Rand showed us how five to six years back, if a website had relevant content and managed to get a high number of quality links, they would make it to the top of the Search Rank Positions. This, however, has undergone a major change. Content and Links still remain important, but Google has now introduced a variety of new rules to the game, making it fun for the SEO community and getting more love from the users. There are three things that I thought stood out from Fishkin’s presentation:
(1) According to Fishkin, engagement is the new rule across all digital marketing platforms. If your website is about yourself and you haven’t thought through the questions the customer has in mind, your chances of making it to the top of Google are very low. However if your website provided people with answers they are looking for, besides just selling the product/service, you will get a better outcome. These answers are often available on Google Trends, the queries we get found for on the Google Search Console (Previously webmaster tools), google analytics data and google keyword planner (an AdWords tool). On Facebook, quality trumps quantity and doing research on how your own Facebook fans behave, along with the behaviour of Facebook fans on other sites in your industry reveals clear data on what your audience looks for.
(2) Fishkin titled his presentation “Don’t let them hit the back button” in reference to when they land on your website, mobile site or your social sites. There are a number of reasons people hit the back button. An interesting reason he pointed out was that if you ask them for their information as soon as they land, you are asking for a commitment too soon. Visual Content, Interactive tools and a simplified visitor journey reduces the people who leave your website and go away and this can improve your position dramatically on the Search Results, where the difference between being on page 2 and top of page 1 can be enormous.

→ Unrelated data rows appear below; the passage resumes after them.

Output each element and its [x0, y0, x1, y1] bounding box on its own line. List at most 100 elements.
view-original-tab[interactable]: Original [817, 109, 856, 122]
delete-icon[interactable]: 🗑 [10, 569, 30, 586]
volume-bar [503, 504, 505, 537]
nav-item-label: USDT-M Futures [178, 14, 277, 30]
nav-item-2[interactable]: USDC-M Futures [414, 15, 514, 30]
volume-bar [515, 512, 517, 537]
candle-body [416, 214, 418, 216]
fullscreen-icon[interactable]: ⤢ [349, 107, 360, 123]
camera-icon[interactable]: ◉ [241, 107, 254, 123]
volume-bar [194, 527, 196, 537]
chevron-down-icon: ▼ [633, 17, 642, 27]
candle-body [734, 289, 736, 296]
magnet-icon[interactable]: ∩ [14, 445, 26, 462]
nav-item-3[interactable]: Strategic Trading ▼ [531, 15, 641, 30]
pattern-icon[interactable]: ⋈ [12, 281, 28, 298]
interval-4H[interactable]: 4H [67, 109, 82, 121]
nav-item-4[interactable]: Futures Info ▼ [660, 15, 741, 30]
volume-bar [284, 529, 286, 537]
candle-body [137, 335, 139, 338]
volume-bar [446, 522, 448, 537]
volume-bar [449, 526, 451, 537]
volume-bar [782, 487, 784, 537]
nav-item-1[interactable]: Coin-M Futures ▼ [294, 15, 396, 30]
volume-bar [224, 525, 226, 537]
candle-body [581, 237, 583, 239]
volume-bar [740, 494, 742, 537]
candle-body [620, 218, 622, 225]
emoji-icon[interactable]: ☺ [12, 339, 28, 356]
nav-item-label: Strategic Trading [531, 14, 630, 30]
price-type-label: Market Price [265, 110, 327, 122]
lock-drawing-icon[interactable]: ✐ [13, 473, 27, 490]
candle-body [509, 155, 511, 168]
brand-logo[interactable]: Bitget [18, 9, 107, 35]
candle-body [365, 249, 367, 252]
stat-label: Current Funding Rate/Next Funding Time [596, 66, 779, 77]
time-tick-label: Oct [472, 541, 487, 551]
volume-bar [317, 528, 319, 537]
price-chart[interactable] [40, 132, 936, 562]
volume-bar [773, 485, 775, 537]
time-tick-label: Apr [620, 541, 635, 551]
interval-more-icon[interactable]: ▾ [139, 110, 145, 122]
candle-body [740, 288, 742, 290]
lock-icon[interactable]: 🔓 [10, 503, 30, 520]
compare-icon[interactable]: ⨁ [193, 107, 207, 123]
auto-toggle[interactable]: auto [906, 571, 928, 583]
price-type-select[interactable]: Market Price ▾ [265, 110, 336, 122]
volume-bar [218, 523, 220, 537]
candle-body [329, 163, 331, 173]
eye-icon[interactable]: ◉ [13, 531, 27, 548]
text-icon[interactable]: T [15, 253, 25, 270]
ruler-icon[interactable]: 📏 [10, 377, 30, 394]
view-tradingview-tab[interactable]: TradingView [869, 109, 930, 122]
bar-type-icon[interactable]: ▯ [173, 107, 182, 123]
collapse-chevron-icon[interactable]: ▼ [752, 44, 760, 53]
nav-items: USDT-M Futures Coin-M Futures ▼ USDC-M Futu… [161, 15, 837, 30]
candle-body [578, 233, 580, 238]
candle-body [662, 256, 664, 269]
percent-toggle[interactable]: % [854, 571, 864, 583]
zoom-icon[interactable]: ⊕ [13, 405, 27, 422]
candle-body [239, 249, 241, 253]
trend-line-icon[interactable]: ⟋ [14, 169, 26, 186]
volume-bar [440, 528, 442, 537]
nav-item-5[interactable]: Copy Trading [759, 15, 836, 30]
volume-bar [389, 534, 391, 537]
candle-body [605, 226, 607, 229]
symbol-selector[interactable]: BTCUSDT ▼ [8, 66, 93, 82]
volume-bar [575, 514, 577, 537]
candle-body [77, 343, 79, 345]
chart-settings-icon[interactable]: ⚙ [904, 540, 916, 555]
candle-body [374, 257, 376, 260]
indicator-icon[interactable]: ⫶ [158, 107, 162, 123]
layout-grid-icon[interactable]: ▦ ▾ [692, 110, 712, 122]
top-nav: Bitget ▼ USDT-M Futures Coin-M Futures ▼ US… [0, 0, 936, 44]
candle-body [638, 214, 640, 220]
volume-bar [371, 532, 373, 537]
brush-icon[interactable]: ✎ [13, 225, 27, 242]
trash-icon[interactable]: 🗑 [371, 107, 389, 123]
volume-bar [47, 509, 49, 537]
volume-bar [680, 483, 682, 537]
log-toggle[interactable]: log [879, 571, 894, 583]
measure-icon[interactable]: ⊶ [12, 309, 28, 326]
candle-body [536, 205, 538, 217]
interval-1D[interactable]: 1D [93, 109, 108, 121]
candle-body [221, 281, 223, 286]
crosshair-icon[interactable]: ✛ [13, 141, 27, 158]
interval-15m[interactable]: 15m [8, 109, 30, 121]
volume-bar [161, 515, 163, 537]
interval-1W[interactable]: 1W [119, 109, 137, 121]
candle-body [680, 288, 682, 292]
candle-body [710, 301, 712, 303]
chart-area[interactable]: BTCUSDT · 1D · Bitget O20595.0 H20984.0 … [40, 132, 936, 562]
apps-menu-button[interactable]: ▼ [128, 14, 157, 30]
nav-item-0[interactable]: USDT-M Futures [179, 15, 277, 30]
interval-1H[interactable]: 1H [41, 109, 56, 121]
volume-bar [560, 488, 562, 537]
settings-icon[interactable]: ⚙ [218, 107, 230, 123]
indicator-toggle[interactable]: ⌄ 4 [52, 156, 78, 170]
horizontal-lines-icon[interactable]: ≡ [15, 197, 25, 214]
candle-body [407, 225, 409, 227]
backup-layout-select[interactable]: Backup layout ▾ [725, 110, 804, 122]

(3) Fishkin talked about how in the past Google used to eschew machine learning for organic searches but has now started using it after discovering over many years that the best way to work with a variety of content and make meaning of it is to use algorithms that make algorithms. He gave an example of how for Google to find out that there is a “cat” on your homepage used to be for you to label it as a “cat” in your atl tags. Now with Machine learning, the algorithm automatically understands that when a creature like a cat exists on a number of websites, it would look like this. So even if we don’t label the “cat”, the algorithm itself has gathered the ability to do so.
What this means for search is that the future of SEO is all about making your website attractive, engaging and interactive for the users, and a lot of low end work that SEO community had to do will be eliminated. It is the true emergence of natural SEO, which is data and insight driven and not manipulative.